New data tools tracking joint publications between Georgian and Brazilian researchers made it easier to find existing collaborations. But Brazil also made a strong showing when the university compiled its institutional partnerships into one comprehensive global map for its Global Gateway site.
“Brazil is, by and large, the country where we have the most institutional agreements,” Mr. Watkins said, (though China is nipping at its heels).
With these facts in view, UGA then leveraged the universal language of academic researchers: funding. Working with partner institutions and the Minas Gerais State Foundation for Research Support (Fundação de Amparo à Pesquisa do Estado de Minas Gerais), UGA provided “seed funding” for a workshop in Brazil to encourage cross-border teams to pitch projects for grants that would soon become available.
With funding, Mr. Watkins said, “You can’t stop them from collaborating. They start spinning up projects and waving their arms and before you know it you’ve got some stuff going on.”
Fundação Oswaldo Cruz, or Fiocruz, Brazil’s national health research foundation with a large lab in the Minas Gerais capital of Belo Horizonte, helped with funding, as did Merial, the European animal pharmaceuticals giant with a presence in the Athens area.
UGA played matchmaker, targeting researchers on both sides with complementary work, Mr.

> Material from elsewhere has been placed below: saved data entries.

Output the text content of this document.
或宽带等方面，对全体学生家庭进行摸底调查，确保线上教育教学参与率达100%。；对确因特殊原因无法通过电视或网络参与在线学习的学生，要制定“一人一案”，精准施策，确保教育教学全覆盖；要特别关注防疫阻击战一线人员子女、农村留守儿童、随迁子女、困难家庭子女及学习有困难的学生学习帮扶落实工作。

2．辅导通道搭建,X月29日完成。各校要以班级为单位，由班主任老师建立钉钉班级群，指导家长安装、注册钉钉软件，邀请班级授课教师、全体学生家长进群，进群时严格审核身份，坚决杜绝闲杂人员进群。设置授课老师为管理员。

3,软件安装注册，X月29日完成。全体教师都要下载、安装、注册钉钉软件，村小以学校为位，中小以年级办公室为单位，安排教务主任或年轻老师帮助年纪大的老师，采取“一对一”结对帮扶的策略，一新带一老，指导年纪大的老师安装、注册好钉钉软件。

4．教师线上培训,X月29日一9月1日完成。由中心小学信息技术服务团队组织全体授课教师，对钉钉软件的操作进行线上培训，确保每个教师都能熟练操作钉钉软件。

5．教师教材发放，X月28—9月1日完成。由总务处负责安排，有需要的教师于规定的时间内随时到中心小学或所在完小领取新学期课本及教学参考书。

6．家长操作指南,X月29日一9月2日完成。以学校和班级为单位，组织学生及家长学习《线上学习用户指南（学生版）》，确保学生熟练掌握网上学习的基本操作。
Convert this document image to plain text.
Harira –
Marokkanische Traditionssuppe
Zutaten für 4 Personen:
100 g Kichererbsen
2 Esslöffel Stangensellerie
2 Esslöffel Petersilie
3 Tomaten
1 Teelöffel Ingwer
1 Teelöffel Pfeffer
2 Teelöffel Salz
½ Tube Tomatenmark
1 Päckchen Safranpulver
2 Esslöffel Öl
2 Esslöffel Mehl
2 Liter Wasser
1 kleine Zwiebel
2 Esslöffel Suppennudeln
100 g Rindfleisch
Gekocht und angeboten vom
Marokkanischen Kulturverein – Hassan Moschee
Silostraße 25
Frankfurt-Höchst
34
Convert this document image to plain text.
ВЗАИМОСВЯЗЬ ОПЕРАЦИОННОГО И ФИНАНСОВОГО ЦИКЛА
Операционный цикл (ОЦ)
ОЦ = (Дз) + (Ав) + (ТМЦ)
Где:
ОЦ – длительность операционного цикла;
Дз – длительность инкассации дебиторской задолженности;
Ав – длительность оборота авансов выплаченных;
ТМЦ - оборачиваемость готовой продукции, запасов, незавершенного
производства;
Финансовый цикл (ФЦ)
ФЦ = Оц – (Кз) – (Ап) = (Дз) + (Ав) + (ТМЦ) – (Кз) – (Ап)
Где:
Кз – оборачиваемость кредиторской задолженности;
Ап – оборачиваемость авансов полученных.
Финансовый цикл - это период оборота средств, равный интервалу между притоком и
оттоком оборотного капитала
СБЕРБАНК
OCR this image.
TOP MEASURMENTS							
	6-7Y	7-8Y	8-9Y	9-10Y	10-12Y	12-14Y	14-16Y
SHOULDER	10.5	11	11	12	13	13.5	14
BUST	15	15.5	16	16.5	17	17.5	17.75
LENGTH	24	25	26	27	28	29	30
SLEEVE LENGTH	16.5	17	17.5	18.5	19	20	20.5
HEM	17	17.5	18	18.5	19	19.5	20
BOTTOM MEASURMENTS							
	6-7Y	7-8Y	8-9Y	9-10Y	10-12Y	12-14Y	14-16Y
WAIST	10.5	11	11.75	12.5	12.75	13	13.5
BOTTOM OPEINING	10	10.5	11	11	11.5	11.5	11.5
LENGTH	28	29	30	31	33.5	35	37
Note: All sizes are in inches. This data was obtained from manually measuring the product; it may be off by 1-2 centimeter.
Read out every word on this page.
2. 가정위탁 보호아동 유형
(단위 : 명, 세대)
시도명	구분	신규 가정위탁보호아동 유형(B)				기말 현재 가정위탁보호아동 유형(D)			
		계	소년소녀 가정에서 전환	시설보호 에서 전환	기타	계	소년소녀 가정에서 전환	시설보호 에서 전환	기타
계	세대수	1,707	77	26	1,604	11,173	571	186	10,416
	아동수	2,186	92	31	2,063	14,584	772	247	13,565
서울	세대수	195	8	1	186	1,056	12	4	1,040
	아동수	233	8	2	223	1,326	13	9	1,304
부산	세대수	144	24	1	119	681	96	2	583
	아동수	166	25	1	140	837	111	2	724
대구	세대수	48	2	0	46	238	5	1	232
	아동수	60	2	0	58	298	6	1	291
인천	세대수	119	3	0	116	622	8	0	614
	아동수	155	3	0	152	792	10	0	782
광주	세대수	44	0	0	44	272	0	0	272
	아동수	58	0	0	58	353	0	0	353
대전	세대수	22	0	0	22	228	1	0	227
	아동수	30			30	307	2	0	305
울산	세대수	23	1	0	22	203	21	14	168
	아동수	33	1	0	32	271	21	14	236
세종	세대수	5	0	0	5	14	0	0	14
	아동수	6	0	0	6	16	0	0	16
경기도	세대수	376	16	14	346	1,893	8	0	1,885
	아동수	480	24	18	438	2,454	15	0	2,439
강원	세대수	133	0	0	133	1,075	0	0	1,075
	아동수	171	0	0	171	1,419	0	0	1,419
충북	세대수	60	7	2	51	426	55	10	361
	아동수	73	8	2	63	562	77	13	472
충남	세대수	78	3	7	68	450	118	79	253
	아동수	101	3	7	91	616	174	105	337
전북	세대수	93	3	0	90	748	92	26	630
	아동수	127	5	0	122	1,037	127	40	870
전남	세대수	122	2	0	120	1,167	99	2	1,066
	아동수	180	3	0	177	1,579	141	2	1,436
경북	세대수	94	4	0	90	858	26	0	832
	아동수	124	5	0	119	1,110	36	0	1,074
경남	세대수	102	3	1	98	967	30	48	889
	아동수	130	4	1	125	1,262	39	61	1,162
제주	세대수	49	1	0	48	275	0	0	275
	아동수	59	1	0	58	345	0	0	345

Watkins said.
“Since we had done the homework in advance we knew already that they were going to strike a spark, which they did,” he said.
Brazil has a few characteristics that make it a prime partner, including a strong network of higher education institutions and a government committed to funding scientific research. Indeed, finding a critical mass of partners in one country isn’t easy — much less in one state.
“It’s not so much a bilateral, pin-on-the-map type approach; it’s more of a regional, strength-to-strength type of process,” Mr. Watkins said.
UGA also had another motivation for deepening ties with Brazil. The university is designated as a home for the Portuguese language Flagship Program, a U.S. government-backed initiative to foster proficiency in languages deemed critical for national or economic security.
Flagship’s undergraduates are required to complete an internship or study program in Brazil. Many of them are pursuing multiple majors in addition to their language studies, so the program both drove existing Brazil collaborations and benefited from new ones, Mr. Watkins said.
“It’s all synergistic. You can teach someone in a classroom anywhere in the world, but if you get an interesting research project or a hands-on learning project on the ground, it just adds a completely new layer of complexity and nuance to it,” said Mr. Watkins, who previously ran the international business program at Mississippi State University after a law career that took him to Indonesia and briefly to the Federated States of Micronesia.
He believes that the partnership with Minas Gerais can be replicated with other countries with strong institutions and ready access to funding, perhaps including China.
Last year, Latin American institutions and funders provided about half the research money flowing from overseas to UGA, which boasts a Latin American and Caribbean Studies Institute designed to foster interdisciplinary collaboration.
In praising the NAFSA award, UGA President Jere Morehead said the university is a “global enterprise,” while NAFSA said in a statement that universities must continue to innovate when it comes to preparing their students for future global leadership.
“With institutions like these continuing to strive to incorporate creatively global perspectives onto their campuses, I am confident we can prepare our students to succeed and ultimately strengthen ties around the world,” said Esther D. Brimmer, NAFSA’s executive director and CEO, in announcing the awards.
Other winners include Babson College, Baldwin Wallace University, Harper College, St. Lawrence University, Stony Brook University, Texas Tech University and the University of Florida.
UGA was No. 11 in the country for sending students abroad in 2015-16; it hosted 2,273 international students in the same year.